The pair were fishing from an older pontoon boat on a recent Saturday morning that had been preceded by a couple of foul weather days. There was little action until Crowe cast his Rapala X-Rap over a sand bar near an island in the 5.5-square-mile flood control reservoir located in Guernsey and Noble counties. As Crowe got the lure close to the boat he saw a flash of silver and the big fish took off on an extended run that peeled half of the line off of Crowe's reel.

"I'm struggling to speak because I am so shocked by the power and strength of this fish, and Doug is steering the boat and trying to stay with the fish so it doesn't take all of the line, or break the line," Crowe said.

The huge striper surfaced three or four times in its effort to shake the hooks, it attempted a run near the no-wake-zone buoys where the anchors for those markers might have snapped the line, and eventually it tried to dive under the boat.

"It would take 40 to 50 yards of line at a time, and I would slowly get that back, but really I was just holding on for dear life," Crowe said. "Once we discovered our net was too small, we opened the side door of the pontoon boat and Doug had to reach under its gills and drag it into the boat."

After removing the hooks from the fish's mouth, Albright picked up the line and it snapped, having been frayed by the repeated runs the striper took, and its torpedo shots under the boat. "It was seconds away from getting loose when that line breaks, and it likely would have died due to exhaustion after that long fight," Crowe said.

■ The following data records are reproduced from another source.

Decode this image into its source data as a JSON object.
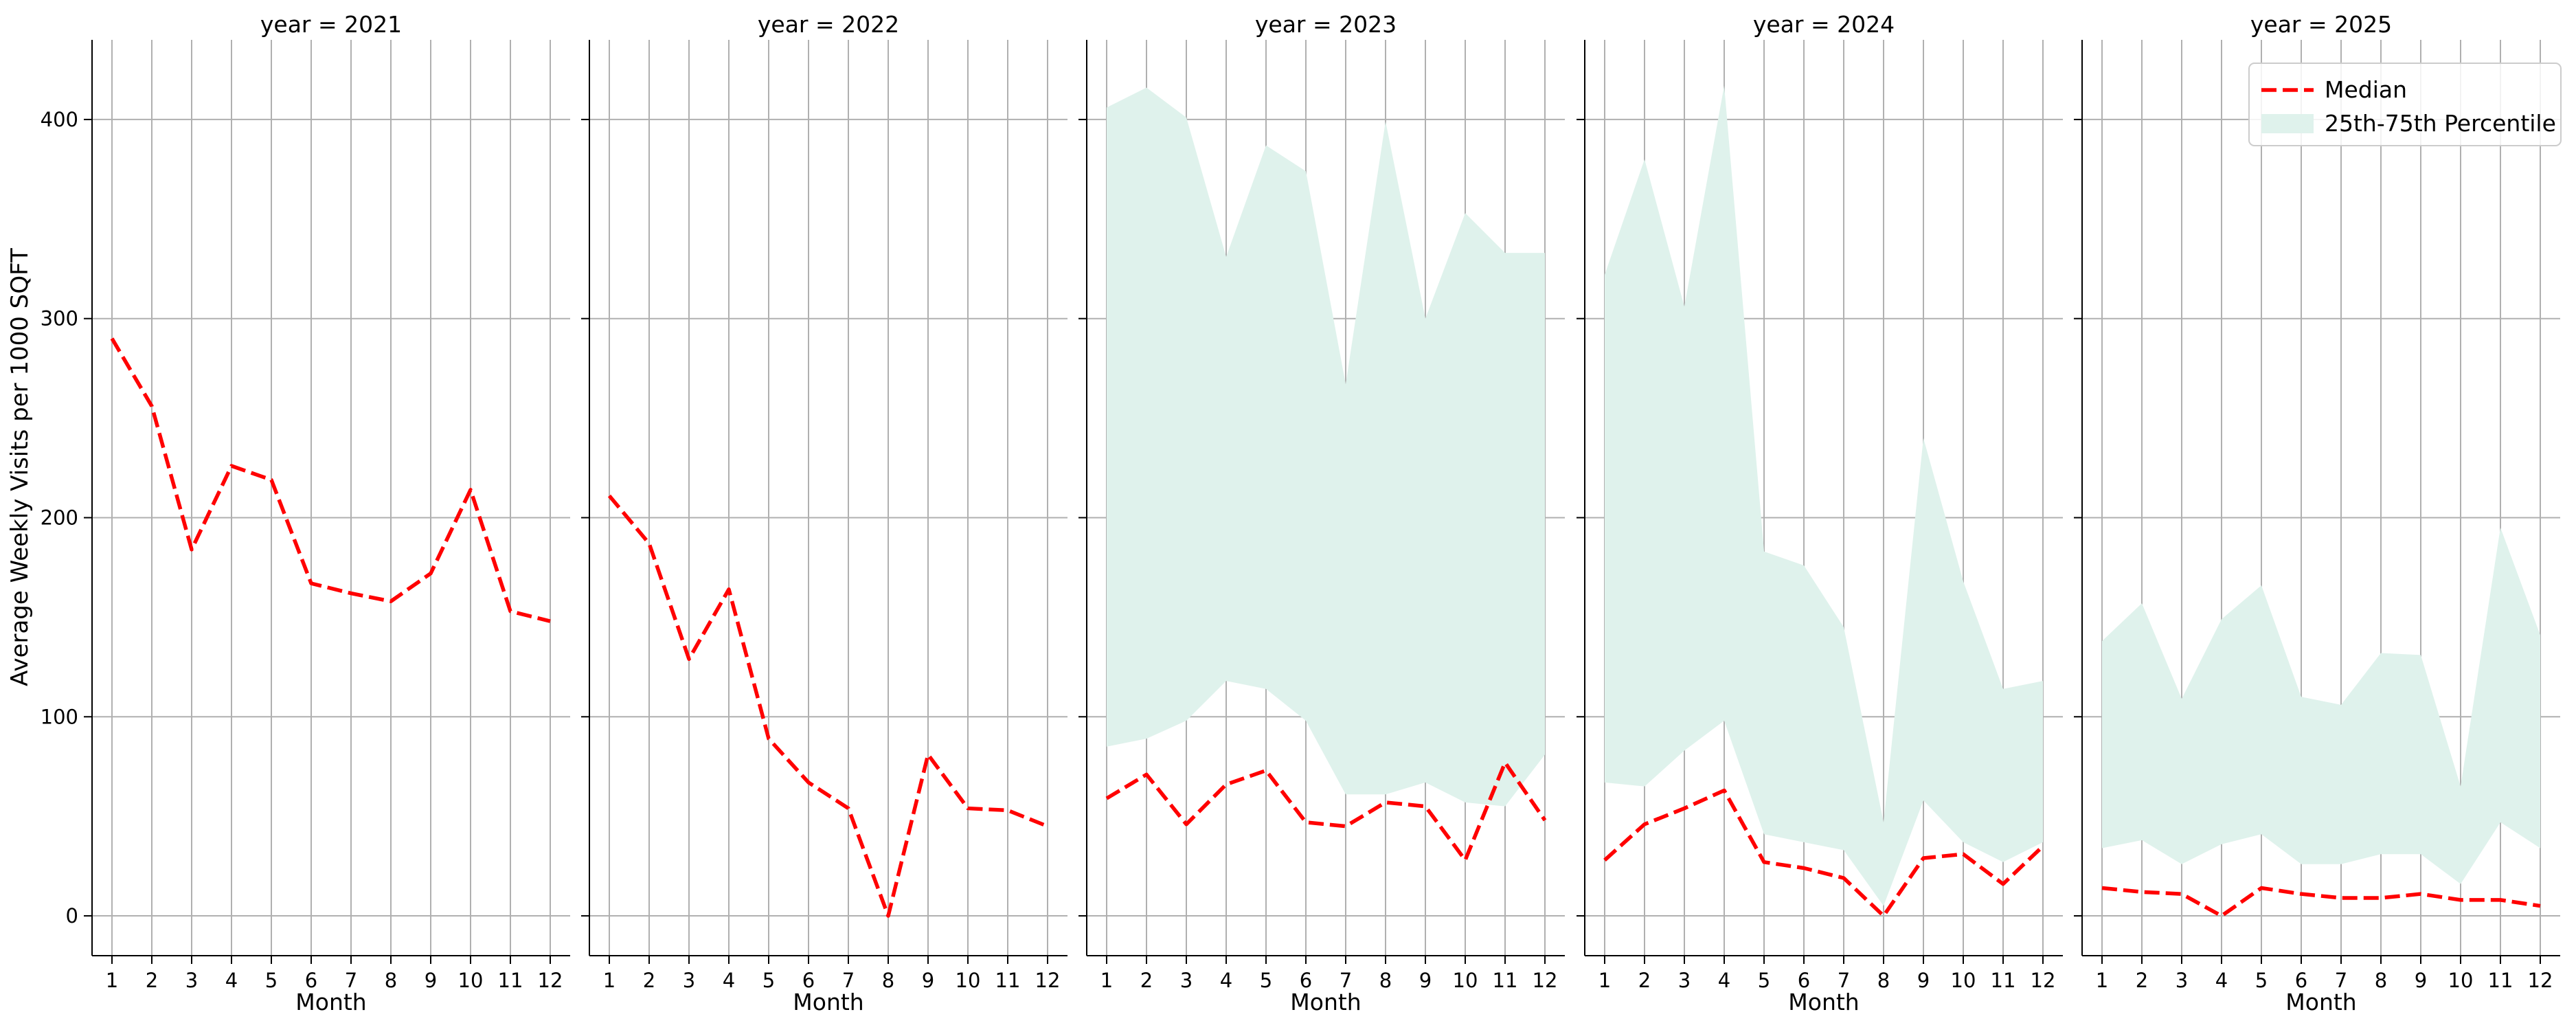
{
  "chart_data": {
    "type": "line",
    "ylabel": "Average Weekly Visits per 1000 SQFT",
    "xlabel": "Month",
    "x": [
      1,
      2,
      3,
      4,
      5,
      6,
      7,
      8,
      9,
      10,
      11,
      12
    ],
    "xtick_labels": [
      "1",
      "2",
      "3",
      "4",
      "5",
      "6",
      "7",
      "8",
      "9",
      "10",
      "11",
      "12"
    ],
    "ylim": [
      -20,
      440
    ],
    "yticks": [
      0,
      100,
      200,
      300,
      400
    ],
    "grid": true,
    "legend": {
      "placement": "top-right",
      "entries": [
        "Median",
        "25th-75th Percentile"
      ]
    },
    "colors": {
      "median": "#ff0000",
      "band": "#dff2ec",
      "grid": "#b0b0b0",
      "axis": "#000000"
    },
    "panels": [
      {
        "title": "year = 2021",
        "median": [
          290,
          256,
          184,
          226,
          219,
          167,
          162,
          158,
          172,
          214,
          153,
          148
        ],
        "p25": null,
        "p75": null
      },
      {
        "title": "year = 2022",
        "median": [
          211,
          187,
          129,
          164,
          89,
          67,
          54,
          0,
          81,
          54,
          53,
          45
        ],
        "p25": null,
        "p75": null
      },
      {
        "title": "year = 2023",
        "median": [
          59,
          71,
          46,
          66,
          73,
          47,
          45,
          57,
          55,
          28,
          77,
          48
        ],
        "p25": [
          85,
          89,
          98,
          118,
          114,
          98,
          61,
          61,
          67,
          57,
          55,
          81
        ],
        "p75": [
          406,
          416,
          401,
          331,
          387,
          374,
          267,
          399,
          300,
          353,
          333,
          333
        ]
      },
      {
        "title": "year = 2024",
        "median": [
          28,
          46,
          54,
          63,
          27,
          24,
          19,
          0,
          29,
          31,
          16,
          35
        ],
        "p25": [
          67,
          65,
          83,
          98,
          41,
          37,
          33,
          5,
          58,
          37,
          27,
          37
        ],
        "p75": [
          322,
          380,
          306,
          417,
          183,
          176,
          145,
          47,
          240,
          168,
          114,
          118
        ]
      },
      {
        "title": "year = 2025",
        "median": [
          14,
          12,
          11,
          0,
          14,
          11,
          9,
          9,
          11,
          8,
          8,
          5
        ],
        "p25": [
          34,
          38,
          26,
          36,
          41,
          26,
          26,
          31,
          31,
          16,
          47,
          34
        ],
        "p75": [
          138,
          157,
          109,
          149,
          166,
          110,
          106,
          132,
          131,
          65,
          195,
          141
        ]
      }
    ]
  }
}
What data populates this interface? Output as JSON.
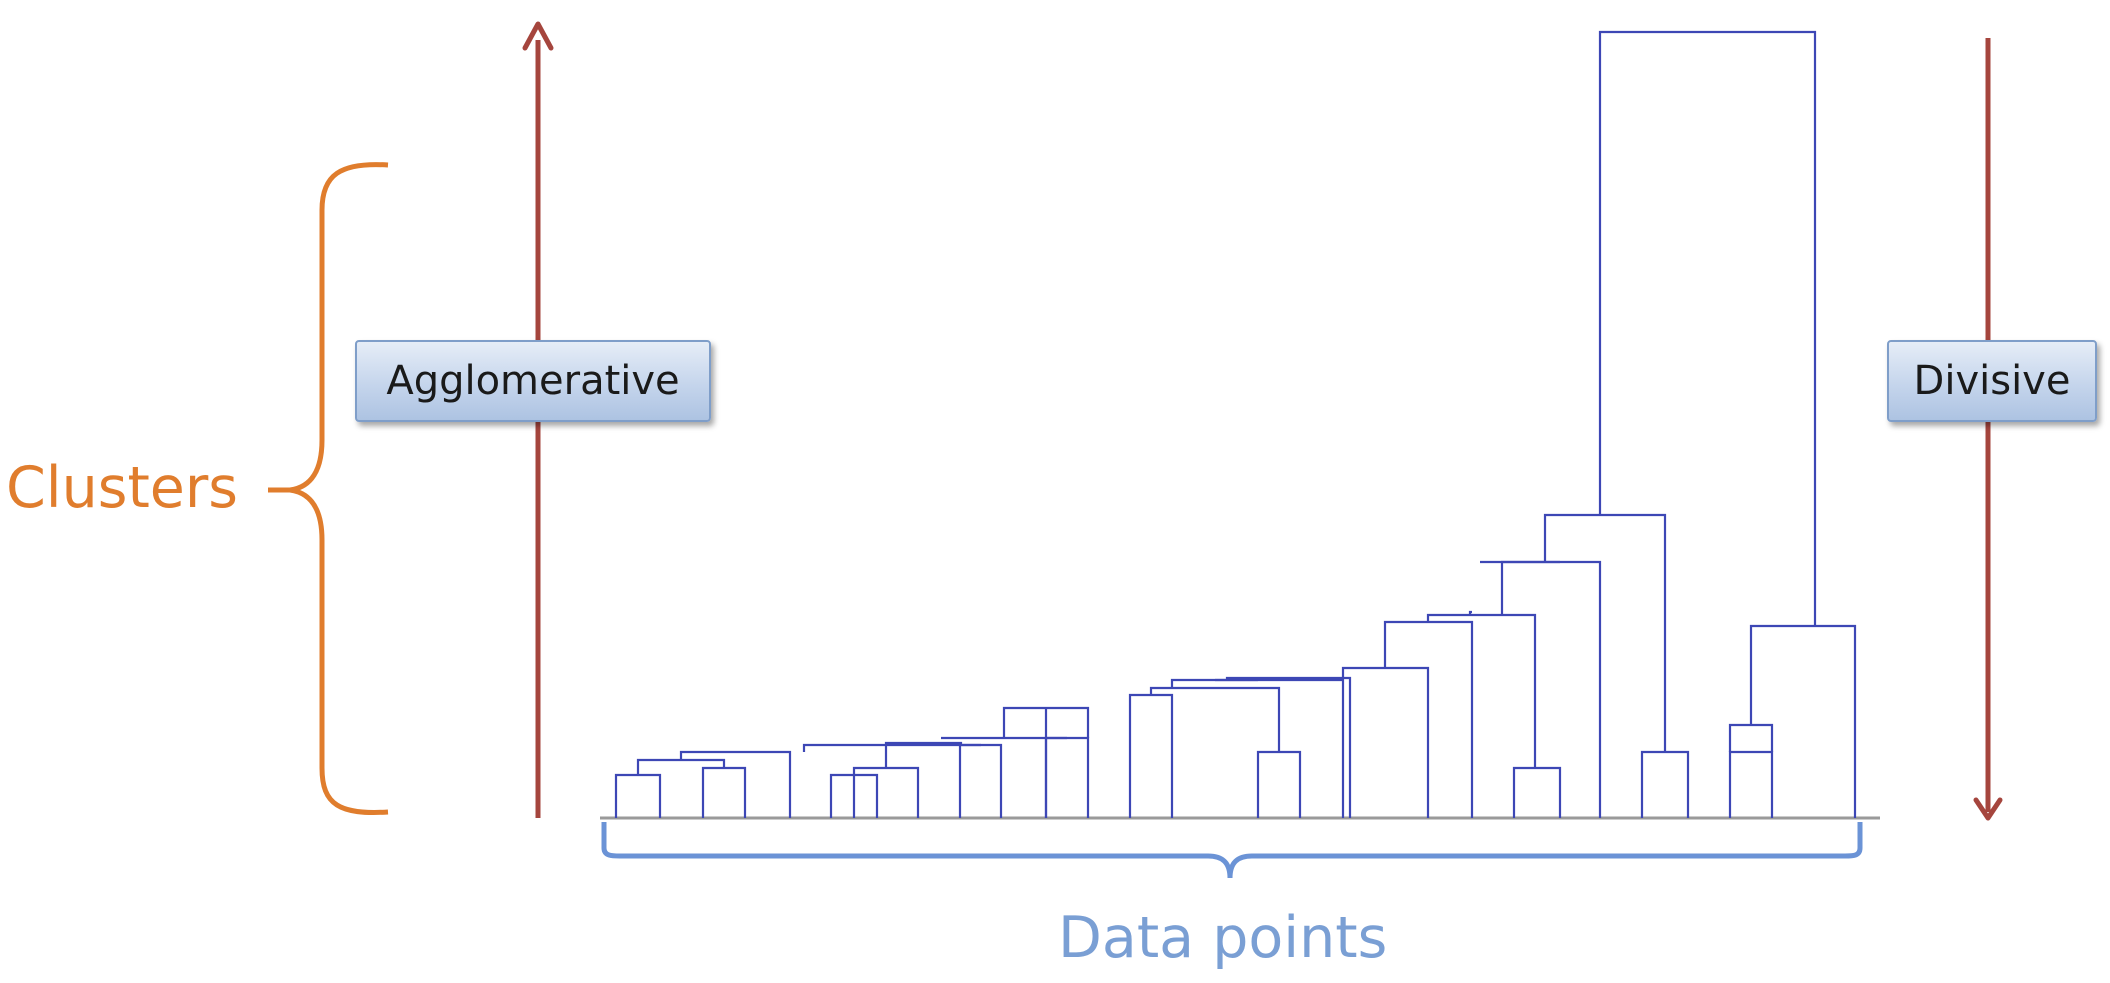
{
  "labels": {
    "clusters": "Clusters",
    "agglomerative": "Agglomerative",
    "divisive": "Divisive",
    "data_points": "Data points"
  },
  "colors": {
    "clusters_text": "#e07d2d",
    "brace_orange": "#e07d2d",
    "arrow_red": "#a5453d",
    "dendrogram_line": "#3d47b5",
    "axis_gray": "#9a9a9a",
    "data_points_text": "#7a9fd4",
    "brace_blue": "#6b93d6"
  },
  "dendrogram": {
    "leaf_count": 29,
    "root_split": "large cluster of leaves 1-26 vs small cluster of leaves 27-29"
  }
}
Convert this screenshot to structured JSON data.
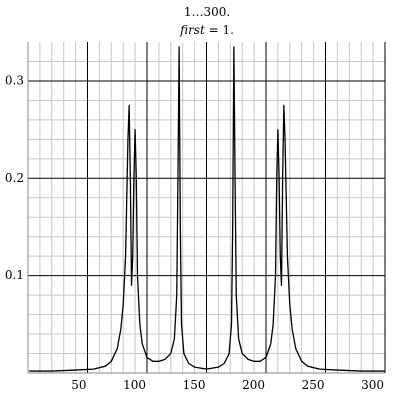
{
  "chart_data": {
    "type": "line",
    "title": "1…300.",
    "subtitle": {
      "variable": "first",
      "rest": " = 1."
    },
    "x": [
      1,
      20,
      40,
      55,
      65,
      70,
      75,
      78,
      80,
      82,
      83,
      84,
      85,
      86,
      87,
      88,
      89,
      90,
      91,
      92,
      94,
      96,
      100,
      105,
      110,
      115,
      120,
      123,
      125,
      126,
      127,
      128,
      129,
      131,
      135,
      140,
      150,
      160,
      165,
      169,
      171,
      172,
      173,
      174,
      175,
      177,
      180,
      185,
      190,
      195,
      200,
      204,
      206,
      208,
      209,
      210,
      211,
      212,
      213,
      214,
      215,
      216,
      217,
      218,
      220,
      222,
      225,
      230,
      235,
      245,
      260,
      280,
      300
    ],
    "series": [
      {
        "color": "#000000",
        "values": [
          0.002,
          0.002,
          0.003,
          0.004,
          0.007,
          0.012,
          0.025,
          0.045,
          0.07,
          0.12,
          0.18,
          0.24,
          0.275,
          0.2,
          0.09,
          0.12,
          0.2,
          0.25,
          0.2,
          0.1,
          0.05,
          0.03,
          0.016,
          0.012,
          0.012,
          0.014,
          0.02,
          0.035,
          0.08,
          0.2,
          0.335,
          0.15,
          0.05,
          0.02,
          0.01,
          0.006,
          0.004,
          0.006,
          0.01,
          0.02,
          0.05,
          0.15,
          0.335,
          0.2,
          0.08,
          0.035,
          0.02,
          0.014,
          0.012,
          0.012,
          0.016,
          0.03,
          0.05,
          0.1,
          0.2,
          0.25,
          0.2,
          0.12,
          0.09,
          0.2,
          0.275,
          0.24,
          0.18,
          0.12,
          0.07,
          0.045,
          0.025,
          0.012,
          0.007,
          0.004,
          0.003,
          0.002,
          0.002
        ]
      }
    ],
    "xlim": [
      0,
      300
    ],
    "ylim": [
      0,
      0.34
    ],
    "xticks": [
      50,
      100,
      150,
      200,
      250,
      300
    ],
    "yticks": [
      0.1,
      0.2,
      0.3
    ],
    "minor_xticks": [
      10,
      20,
      30,
      40,
      60,
      70,
      80,
      90,
      110,
      120,
      130,
      140,
      160,
      170,
      180,
      190,
      210,
      220,
      230,
      240,
      260,
      270,
      280,
      290
    ],
    "minor_yticks": [
      0.02,
      0.04,
      0.06,
      0.08,
      0.12,
      0.14,
      0.16,
      0.18,
      0.22,
      0.24,
      0.26,
      0.28,
      0.32
    ],
    "grid": true
  }
}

He estimated the battle took an hour-and-a-half, but the two anglers were so engaged in the chase that they never checked the time. The fish weighed 43 pounds on a digital scale at a nearby bait shop. It measured 42 inches long, with an egg sack that likely weighed three pounds and a liver the size of a salad plate.

"It was like trying to lift an iron gate with chopsticks," Crowe said about that challenge of bringing the fish to the boat. "I could fit my elbow in its mouth."

Division of Wildlife fisheries biologist Matt Hangsleben said the state stopped stocking Seneca Lake with stripers in 2011, and since 2013 not a single striper had showed up in gill-net sampling done on the lake.

"I can't imagine there are too many left, but that is certainly the biggest one I have ever heard about," he said.

Crowe, who will retire this month and move to Nevada, said he plans to return to Ohio in the spring and fall to fish Seneca Lake with his friend, as they have done for many years. He has the pictures, and maybe a graphite reproduction of the big striper will hang on his wall someday, and along with the vivid memories of the experience, he is satisfied.

"I work in forensics, so I understand the rules that need to be followed, but that won't take away from the fact that we caught the biggest fish of that species in Ohio," he said. "The pictures and the story will live on forever, and I'm good with that."

(Note: Blade Outdoors Editor Matt Markey serves on Ohio's Record Fish Committee.)